Nutritional genomics

DR.

CHIARA MURGIA: The way we respond to food depends on our genetic background. And this is something that, as a professional, I’ve seen in practise for a long time. For example, some metabolic conditions depend on genetic mutations that affect the ability to utilise certain nutrients of food. One well-described example is the metabolic genetic condition phenylketonuria, a metabolic disease that is caused by a genetic mutation in the gene that codes for the enzyme phenylalanine hydroxylase. The carrier of this mutation are unable to metabolise the essential amino acid phenylalanine. So this is a case in which a perfectly good and essential component of our diet become a poisoning component for the carrier of this genetic mutation.

Another well-described example of this is lactose intolerance, the inability to digest the sugar contained in milk, the lactose. It is what is more frequent in the human population. Now we know that this is a situation that’s far more common than we used to think, and that the majority of the human population hasn’t got the ability to digest lactose past infancy. And this is caused by polymorphism in the regulatory region of the gene that codes for the enzyme lactase. What we have now with the completion of the Human Genome Project is the improvement of the technology that allow the sequencing of nucleic acids, DNA and RNA, and the computational technology to analyse the big data that come from the sequencing.

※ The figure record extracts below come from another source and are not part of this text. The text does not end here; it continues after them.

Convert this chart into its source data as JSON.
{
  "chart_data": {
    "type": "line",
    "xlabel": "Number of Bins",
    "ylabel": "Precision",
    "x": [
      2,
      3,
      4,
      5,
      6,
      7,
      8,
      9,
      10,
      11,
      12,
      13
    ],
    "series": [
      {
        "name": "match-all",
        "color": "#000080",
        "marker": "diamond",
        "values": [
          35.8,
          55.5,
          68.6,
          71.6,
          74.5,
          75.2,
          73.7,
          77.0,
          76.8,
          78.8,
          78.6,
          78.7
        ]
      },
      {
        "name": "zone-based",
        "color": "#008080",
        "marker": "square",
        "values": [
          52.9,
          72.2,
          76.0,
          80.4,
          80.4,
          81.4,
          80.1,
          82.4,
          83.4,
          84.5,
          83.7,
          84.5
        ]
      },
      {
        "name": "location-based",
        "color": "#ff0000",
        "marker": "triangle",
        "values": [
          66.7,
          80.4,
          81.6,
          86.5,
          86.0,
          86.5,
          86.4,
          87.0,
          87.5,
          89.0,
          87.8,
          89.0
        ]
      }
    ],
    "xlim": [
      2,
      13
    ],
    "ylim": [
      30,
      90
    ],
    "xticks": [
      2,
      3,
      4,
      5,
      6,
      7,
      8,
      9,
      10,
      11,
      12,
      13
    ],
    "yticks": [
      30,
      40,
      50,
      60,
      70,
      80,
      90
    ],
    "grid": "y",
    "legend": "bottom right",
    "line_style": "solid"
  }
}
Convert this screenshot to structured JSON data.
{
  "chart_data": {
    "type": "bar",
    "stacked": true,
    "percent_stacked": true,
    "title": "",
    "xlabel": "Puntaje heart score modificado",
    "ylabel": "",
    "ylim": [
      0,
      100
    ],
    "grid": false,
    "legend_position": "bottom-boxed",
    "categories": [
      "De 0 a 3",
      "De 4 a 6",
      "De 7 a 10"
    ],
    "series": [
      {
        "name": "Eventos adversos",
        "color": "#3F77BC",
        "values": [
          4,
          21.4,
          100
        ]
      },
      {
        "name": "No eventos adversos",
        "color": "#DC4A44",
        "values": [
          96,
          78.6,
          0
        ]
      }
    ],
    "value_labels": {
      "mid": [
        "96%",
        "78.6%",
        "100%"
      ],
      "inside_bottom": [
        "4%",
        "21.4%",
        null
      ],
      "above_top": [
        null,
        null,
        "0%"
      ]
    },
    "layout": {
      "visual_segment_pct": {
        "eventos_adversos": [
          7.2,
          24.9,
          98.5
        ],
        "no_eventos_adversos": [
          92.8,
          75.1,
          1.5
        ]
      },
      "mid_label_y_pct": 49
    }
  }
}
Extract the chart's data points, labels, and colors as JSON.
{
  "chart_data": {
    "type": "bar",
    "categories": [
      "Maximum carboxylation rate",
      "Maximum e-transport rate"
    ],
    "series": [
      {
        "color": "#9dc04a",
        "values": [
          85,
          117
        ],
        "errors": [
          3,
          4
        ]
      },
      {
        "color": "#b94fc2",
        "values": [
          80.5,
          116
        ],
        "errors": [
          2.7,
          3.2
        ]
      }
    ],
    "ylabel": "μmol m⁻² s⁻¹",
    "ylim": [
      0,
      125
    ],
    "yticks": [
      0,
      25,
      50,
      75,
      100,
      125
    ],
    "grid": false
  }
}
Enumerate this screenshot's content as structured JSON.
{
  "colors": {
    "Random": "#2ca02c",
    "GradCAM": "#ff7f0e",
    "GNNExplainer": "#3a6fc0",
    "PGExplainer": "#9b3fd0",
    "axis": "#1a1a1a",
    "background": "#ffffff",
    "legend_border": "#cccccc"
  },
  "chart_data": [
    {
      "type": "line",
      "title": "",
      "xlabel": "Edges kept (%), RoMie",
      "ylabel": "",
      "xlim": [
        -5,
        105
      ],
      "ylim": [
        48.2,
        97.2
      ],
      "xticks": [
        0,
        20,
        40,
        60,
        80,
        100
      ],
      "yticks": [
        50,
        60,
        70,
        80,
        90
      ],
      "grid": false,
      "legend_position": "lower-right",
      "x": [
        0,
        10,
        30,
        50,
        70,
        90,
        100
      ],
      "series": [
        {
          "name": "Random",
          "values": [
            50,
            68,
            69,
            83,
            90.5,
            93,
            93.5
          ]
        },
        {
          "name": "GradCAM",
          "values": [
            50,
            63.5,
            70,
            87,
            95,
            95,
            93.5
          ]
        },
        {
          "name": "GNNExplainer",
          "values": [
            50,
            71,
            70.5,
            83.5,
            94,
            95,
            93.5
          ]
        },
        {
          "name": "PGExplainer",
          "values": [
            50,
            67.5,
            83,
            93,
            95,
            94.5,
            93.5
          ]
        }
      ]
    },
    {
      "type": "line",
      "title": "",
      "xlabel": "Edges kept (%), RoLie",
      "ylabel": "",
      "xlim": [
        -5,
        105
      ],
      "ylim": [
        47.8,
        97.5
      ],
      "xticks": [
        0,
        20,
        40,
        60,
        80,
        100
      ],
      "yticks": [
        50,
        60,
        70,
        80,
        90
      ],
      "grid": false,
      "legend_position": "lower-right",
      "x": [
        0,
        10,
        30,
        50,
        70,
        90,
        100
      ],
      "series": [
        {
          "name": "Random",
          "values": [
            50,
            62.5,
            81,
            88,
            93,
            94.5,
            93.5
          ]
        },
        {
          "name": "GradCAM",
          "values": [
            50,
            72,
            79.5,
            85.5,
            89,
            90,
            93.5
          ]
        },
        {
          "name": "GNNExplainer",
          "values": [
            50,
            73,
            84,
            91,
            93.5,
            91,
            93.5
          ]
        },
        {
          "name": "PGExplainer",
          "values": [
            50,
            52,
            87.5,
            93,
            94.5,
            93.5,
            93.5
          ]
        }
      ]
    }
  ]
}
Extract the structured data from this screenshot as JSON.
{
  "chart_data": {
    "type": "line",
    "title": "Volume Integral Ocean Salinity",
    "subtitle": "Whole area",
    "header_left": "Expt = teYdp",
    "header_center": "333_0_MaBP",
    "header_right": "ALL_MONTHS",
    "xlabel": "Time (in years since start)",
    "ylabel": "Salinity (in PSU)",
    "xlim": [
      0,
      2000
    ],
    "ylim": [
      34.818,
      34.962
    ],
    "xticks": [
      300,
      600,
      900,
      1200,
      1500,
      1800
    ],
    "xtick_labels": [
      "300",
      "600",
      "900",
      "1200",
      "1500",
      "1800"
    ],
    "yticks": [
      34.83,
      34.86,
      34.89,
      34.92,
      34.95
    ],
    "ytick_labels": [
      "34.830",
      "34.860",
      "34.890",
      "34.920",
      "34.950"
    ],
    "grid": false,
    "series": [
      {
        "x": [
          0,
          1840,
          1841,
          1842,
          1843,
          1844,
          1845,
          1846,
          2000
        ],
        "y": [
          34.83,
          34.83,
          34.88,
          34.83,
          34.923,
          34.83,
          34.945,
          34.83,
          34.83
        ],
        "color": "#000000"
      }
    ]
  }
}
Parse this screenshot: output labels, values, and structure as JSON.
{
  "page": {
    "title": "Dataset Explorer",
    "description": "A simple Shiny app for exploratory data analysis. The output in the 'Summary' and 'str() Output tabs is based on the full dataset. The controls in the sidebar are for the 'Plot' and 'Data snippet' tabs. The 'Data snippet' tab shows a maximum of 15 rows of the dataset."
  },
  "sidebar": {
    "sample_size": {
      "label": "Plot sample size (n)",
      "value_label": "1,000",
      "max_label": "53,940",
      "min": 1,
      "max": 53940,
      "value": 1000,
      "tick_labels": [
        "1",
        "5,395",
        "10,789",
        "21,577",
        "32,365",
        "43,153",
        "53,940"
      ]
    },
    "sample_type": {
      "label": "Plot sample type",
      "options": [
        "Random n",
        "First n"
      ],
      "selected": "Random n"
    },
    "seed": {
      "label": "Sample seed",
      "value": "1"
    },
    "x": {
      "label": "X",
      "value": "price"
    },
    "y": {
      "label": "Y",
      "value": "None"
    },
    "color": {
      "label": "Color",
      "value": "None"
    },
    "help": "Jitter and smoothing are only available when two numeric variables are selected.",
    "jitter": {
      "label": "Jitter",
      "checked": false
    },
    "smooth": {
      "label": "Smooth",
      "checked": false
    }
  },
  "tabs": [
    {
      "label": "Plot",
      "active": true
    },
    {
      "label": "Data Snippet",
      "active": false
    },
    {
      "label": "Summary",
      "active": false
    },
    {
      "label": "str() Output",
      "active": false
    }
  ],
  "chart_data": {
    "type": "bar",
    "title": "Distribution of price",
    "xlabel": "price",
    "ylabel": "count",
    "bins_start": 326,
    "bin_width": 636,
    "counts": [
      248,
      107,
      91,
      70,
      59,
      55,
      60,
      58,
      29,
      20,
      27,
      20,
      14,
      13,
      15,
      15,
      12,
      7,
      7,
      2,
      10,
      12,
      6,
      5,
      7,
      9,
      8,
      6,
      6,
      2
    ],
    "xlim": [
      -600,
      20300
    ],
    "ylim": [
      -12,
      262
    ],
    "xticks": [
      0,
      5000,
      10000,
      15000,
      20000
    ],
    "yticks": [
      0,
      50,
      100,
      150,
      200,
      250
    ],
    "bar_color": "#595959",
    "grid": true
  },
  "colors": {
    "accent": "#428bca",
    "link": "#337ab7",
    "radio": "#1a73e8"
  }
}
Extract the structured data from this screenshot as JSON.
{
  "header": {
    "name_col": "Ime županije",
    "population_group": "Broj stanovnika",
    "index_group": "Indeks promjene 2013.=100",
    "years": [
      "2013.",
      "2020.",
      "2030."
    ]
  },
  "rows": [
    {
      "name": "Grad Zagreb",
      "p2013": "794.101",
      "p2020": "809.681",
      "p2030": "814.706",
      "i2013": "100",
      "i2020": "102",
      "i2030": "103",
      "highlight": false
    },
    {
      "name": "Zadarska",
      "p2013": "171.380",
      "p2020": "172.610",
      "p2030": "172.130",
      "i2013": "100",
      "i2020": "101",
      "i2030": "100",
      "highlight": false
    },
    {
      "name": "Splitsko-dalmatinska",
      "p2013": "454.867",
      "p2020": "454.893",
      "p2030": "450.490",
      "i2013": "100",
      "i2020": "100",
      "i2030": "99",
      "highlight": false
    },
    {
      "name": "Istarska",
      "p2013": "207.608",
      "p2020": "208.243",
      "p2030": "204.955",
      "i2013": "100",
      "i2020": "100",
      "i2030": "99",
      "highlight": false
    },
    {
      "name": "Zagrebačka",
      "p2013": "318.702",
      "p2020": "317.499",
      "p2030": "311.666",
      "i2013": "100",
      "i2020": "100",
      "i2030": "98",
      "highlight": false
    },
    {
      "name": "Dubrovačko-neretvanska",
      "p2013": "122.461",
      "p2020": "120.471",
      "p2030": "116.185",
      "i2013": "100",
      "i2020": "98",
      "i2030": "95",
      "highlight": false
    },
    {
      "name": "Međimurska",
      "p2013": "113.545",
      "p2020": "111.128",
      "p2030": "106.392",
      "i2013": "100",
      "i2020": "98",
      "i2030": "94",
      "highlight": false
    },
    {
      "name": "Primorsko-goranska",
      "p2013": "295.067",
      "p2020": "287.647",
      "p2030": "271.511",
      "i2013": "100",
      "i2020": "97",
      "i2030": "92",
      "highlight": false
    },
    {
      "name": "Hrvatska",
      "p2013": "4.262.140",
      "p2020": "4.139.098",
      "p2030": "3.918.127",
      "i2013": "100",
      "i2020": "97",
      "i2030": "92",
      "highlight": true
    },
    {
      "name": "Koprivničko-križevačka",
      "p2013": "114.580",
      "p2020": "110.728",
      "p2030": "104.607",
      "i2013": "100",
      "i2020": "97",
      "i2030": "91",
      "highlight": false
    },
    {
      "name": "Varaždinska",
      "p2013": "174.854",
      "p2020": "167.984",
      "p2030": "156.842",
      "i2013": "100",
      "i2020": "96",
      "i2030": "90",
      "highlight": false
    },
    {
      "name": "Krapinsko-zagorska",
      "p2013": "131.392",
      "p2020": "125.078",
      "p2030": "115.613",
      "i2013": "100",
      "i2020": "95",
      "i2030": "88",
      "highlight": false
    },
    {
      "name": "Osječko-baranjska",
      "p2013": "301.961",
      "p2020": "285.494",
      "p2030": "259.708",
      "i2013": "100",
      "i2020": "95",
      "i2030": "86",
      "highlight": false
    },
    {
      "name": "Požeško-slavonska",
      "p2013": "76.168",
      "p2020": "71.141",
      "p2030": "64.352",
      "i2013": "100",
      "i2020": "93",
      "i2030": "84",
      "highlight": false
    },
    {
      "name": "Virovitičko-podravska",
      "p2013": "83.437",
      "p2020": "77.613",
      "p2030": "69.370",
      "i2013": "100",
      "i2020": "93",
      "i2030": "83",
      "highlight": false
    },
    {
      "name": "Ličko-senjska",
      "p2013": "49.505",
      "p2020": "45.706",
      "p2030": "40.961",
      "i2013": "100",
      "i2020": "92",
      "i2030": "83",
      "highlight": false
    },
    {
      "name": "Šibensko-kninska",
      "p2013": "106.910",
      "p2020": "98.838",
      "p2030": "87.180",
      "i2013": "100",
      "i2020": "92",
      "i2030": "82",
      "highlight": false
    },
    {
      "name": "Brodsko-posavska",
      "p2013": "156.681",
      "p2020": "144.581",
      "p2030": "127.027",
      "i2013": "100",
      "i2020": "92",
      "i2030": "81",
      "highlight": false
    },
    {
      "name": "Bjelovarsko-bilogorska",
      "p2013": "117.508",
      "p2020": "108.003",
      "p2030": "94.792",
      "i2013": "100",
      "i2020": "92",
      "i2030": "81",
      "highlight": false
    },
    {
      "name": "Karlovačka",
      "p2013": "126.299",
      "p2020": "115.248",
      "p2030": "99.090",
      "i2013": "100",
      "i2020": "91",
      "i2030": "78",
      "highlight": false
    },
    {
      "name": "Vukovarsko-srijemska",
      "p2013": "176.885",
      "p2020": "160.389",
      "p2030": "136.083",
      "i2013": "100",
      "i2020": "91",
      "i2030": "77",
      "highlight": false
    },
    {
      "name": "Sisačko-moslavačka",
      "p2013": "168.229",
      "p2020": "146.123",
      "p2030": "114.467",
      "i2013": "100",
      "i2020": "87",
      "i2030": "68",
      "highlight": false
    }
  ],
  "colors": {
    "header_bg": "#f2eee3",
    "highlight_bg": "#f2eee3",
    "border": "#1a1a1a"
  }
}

And now we are in a position to identify gene variants that are linked to chronic conditions associated with diet and lifestyle. In particular, technologies that led to identifying a large number of gene variants associated with chronic conditions are called genome-wide association studies. These types of studies, genome-wide association studies, compare two groups of population, the one with a condition, chronic disease type 2 diabetes, obesity, cardiovascular condition, and a group of healthy population, and investigate what gene variants are associated with the disease group. And so we now have a very large number of loci that are associated with those chronic conditions.

It’s also important to consider that genome-wide association study, that by definition association studies do not identify the causal link between the gene variant and the disease. The way the experiment is done doesn’t calculate the contribution that each polymorphism provides to the disease. Very often, the contribution of each of these polymorphism, what we call effect size, can be quite small. A good example of this is the identification of a few polymorphs in the gene FTO associated with obesity. FTo increases the risk of developing obesity of 1.7 times. So it’s still a very small contribution that needs to be put into the context of all the other polymorphs of that particular individual, together with lifestyle, including diet and exercise.

So while doctors and dietitians have seen the effect of genetic background on the response of food and dietetic pattern, now we are in the position of understanding the mechanism behind this response. And we can foresee that in the near future we’ll be able to apply this knowledge and translate it into practice, allowing a more targeted and personalised approach to the advice by a health professional.